Say we had a 5 player game with each player having a 20% chance of winning (calculated based on their last 500 games for example), then obviously player 1s probability of winning this particular game is 20%.
But if these numbers were changed, say these 5 players had a really good track record (against other players who are not present at this game) and they had the following probabilities respectively: [20%, 30%, 40%, 50%, 60%] How would I calculate the probability of player 1 winning this particular game?
To be more clear, the [20%, 30%, 40%, 50%, 60%] probabilities would mean that of the last 500 games, player 1 won 100, player 2 won 150, player 3 won 200, player 4 won 250 and player 5 won 300.
Best Answer
The problem can not be solved.
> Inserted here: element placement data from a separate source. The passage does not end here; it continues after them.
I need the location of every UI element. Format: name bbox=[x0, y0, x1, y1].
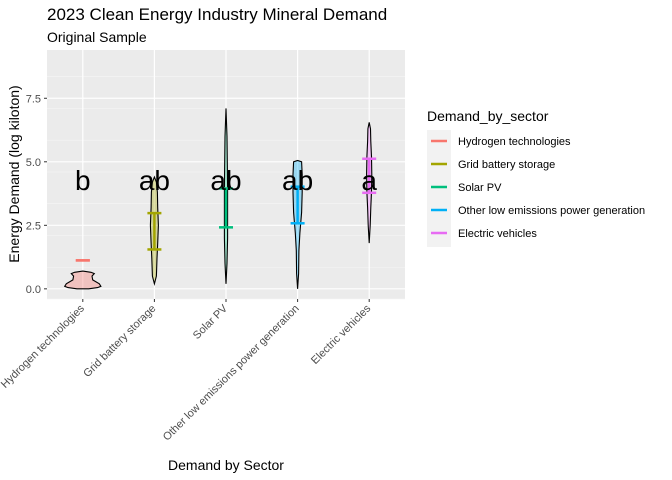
significance-letter: a bbox=[361, 165, 377, 196]
significance-letter: ab bbox=[282, 165, 313, 196]
x-tick-label: Hydrogen technologies bbox=[0, 302, 87, 390]
significance-letter: ab bbox=[210, 165, 241, 196]
legend-label: Solar PV bbox=[458, 182, 502, 194]
significance-letter: b bbox=[75, 165, 91, 196]
legend: Demand_by_sector Hydrogen technologies Gr… bbox=[427, 108, 645, 247]
x-tick-label: Other low emissions power generation bbox=[161, 303, 302, 444]
significance-letter: ab bbox=[139, 165, 170, 196]
legend-label: Grid battery storage bbox=[458, 159, 555, 171]
legend-label: Other low emissions power generation bbox=[458, 205, 645, 217]
y-tick-label: 0.0 bbox=[26, 284, 41, 296]
legend-label: Hydrogen technologies bbox=[458, 136, 571, 148]
y-tick-label: 5.0 bbox=[26, 157, 41, 169]
y-axis-title: Energy Demand (log kiloton) bbox=[6, 85, 22, 262]
x-tick-label: Solar PV bbox=[191, 302, 231, 342]
violin-shape bbox=[292, 159, 303, 289]
legend-label: Electric vehicles bbox=[458, 228, 537, 240]
y-tick-label: 7.5 bbox=[26, 93, 41, 105]
violins: b ab ab ab a bbox=[63, 108, 377, 290]
legend-title: Demand_by_sector bbox=[427, 108, 549, 124]
y-axis-ticks: 0.0 2.5 5.0 7.5 bbox=[26, 93, 47, 296]
x-axis-title: Demand by Sector bbox=[168, 457, 284, 473]
violin-shape bbox=[63, 270, 102, 290]
x-tick-label: Grid battery storage bbox=[81, 303, 158, 380]
chart-subtitle: Original Sample bbox=[47, 29, 147, 45]
y-tick-label: 2.5 bbox=[26, 220, 41, 232]
x-tick-label: Electric vehicles bbox=[309, 302, 374, 367]
legend-key-background bbox=[427, 130, 451, 247]
chart-title: 2023 Clean Energy Industry Mineral Deman… bbox=[47, 5, 387, 24]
To see this, suppose that you simplify the situation.
Player-A plays Player-B.
Player-A wins $70\%$ of the time against everyone.
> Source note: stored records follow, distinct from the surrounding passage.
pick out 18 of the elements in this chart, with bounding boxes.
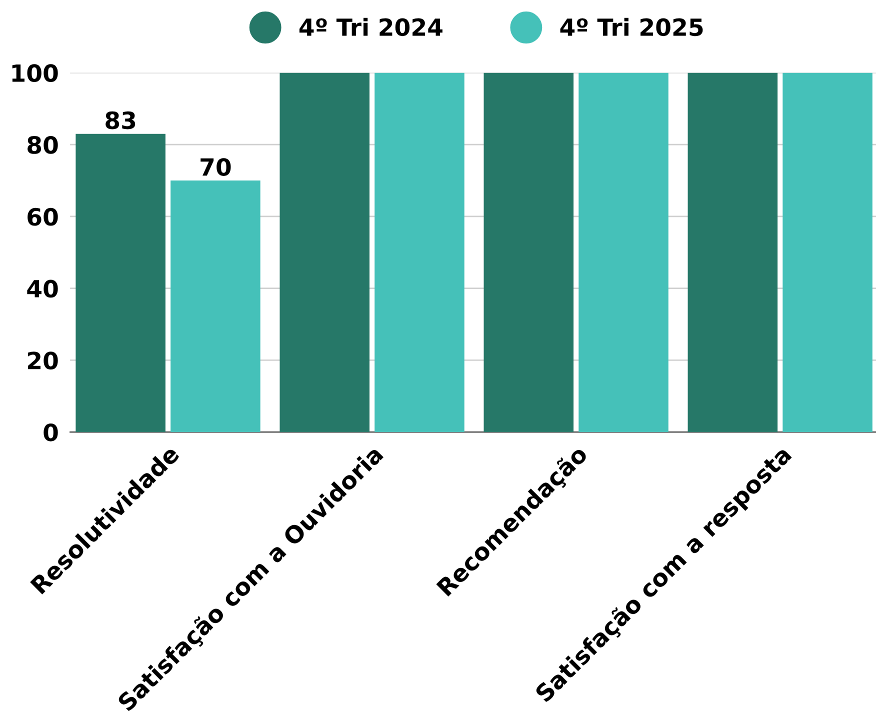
bar xyxy=(76,134,166,432)
bar xyxy=(484,72,574,432)
data-label: 70 xyxy=(200,158,231,176)
y-tick-label: 60 xyxy=(28,208,58,226)
y-tick-label: 0 xyxy=(44,424,58,442)
y-tick-label: 100 xyxy=(12,64,58,82)
legend-label: 4º Tri 2025 xyxy=(560,18,703,36)
data-label: 83 xyxy=(106,111,136,130)
y-tick-label: 80 xyxy=(28,136,58,154)
bar xyxy=(578,72,668,432)
bar xyxy=(280,72,370,432)
bar xyxy=(374,72,464,432)
y-tick-label: 40 xyxy=(27,280,58,298)
bar xyxy=(688,72,778,432)
y-tick-label: 20 xyxy=(28,352,58,370)
legend-label: 4º Tri 2024 xyxy=(299,18,442,36)
bar xyxy=(170,180,260,432)
bar xyxy=(782,72,872,432)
Player-B wins $60\%$ of the time against everyone.
There is no telling how Player-A and Player-B will do in head to head competition. You can reasonably infer that since Player-A's winning percentage against everyone else is higher than Player-B's winning percentage, that Player-A is the stronger player.
This allows the reasonable conclusion that Player-A's chance against Player-B is $> 50\%$. However, there is no telling how much greater.
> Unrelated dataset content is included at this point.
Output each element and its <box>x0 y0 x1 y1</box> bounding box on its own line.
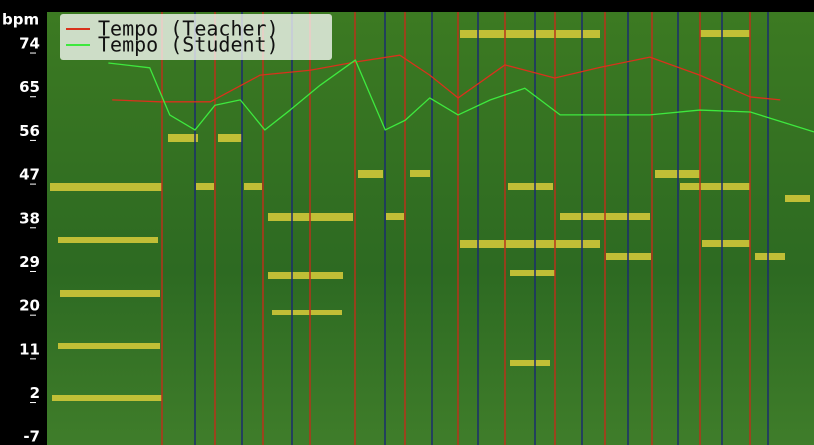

Contrast the above problem, with the following (somewhat classic) artificial problem that is often used to introduce Probability students to Bayes Theorem.
There are $2$ weather forecasters A and B.
A is accurate $90\%$ of the time.
B is accurate $80\%$ of the time.
One morning, A predicts that there will be rain that day.
At the same time, B predicts that there will not be rain that day.
You are given the highly artificial premise that the scientific factors used by A and B are generally independent of each other.
What are the chances of rain, that day?
The only way to solve this, is to (somewhat) trip the light fantastic, with respect to the artificial premise.
That is, you have to presume that normally, given the independence of the scientific factors, the following $4$ events are possible:
Then, you are supposed to infer that since A and B disagree, it is impossible for them to both be right, or both be wrong. Then, you conclude that the probability that A is right and B is wrong must therefore be
$$\frac{.18}{.18 + .08} = \frac{9}{13}.$$
The difficulty in trying to graft the weather forecast approach on to the Player-A vs Player-B situation, is that the weather forecast problem can not be solved unless you are given the head-to-head probabilities of the pertinent events.
In the Player-A vs Player-B problem, this information is missing.